The forces that have kept loggers, poachers and other humans out have protected the gorillas until now, Ruggiero said, but that could change. Recently the government has begun to sell logging rights in parts of the forest.

"It's horrific, frankly," he said. "And the value of this announcement of this large population is, hopefully, people will realize that this is a chance to get there before the [hunters and timber companies] do."

The government of the Republic of Congo has recently made one of the studied regions, Ntokou-Pikounda, which is estimated to hold 73,000 gorillas, into a national park.

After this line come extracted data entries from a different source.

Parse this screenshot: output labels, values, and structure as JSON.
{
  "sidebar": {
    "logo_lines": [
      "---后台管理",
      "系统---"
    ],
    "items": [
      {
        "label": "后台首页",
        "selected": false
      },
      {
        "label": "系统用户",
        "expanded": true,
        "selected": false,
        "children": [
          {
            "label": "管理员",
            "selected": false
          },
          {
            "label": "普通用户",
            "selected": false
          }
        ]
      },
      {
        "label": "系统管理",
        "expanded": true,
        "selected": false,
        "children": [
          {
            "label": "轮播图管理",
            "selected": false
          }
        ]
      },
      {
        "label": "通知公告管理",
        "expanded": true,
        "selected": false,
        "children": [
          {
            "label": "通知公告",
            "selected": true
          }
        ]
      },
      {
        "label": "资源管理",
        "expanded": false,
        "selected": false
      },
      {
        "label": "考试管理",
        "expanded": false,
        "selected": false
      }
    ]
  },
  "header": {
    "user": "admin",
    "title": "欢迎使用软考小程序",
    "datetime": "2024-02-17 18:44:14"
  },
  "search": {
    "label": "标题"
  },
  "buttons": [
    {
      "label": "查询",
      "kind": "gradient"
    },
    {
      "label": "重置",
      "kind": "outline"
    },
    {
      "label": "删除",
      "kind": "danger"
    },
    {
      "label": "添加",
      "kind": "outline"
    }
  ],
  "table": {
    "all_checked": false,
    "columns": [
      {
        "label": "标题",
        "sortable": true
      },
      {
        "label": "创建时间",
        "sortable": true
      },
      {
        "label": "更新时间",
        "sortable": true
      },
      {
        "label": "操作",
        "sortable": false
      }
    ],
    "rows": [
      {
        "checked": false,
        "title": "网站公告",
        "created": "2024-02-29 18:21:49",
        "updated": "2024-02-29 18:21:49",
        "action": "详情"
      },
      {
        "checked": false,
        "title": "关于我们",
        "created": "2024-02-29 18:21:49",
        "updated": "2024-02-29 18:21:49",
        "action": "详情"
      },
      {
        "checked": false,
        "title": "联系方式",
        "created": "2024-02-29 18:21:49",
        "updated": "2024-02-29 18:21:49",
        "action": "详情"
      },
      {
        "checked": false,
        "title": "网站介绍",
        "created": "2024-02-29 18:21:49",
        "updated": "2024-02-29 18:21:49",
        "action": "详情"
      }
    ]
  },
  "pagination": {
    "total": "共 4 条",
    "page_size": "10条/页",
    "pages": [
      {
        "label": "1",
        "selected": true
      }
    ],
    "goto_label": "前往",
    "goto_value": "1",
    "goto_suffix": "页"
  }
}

However, there is little money for staff or operations there, conservation society officials told the New York Times.

Still, Sanderson told the paper, the situation for gorillas in the region looks promising. "The message from our community is so often one of despair," he said. "While we don't want to relax our concern, it's just great to discover that these animals are doing well."

The WCS released its findings Tuesday at a meeting of the International Primatological Society Congress in Edinburgh, Scotland.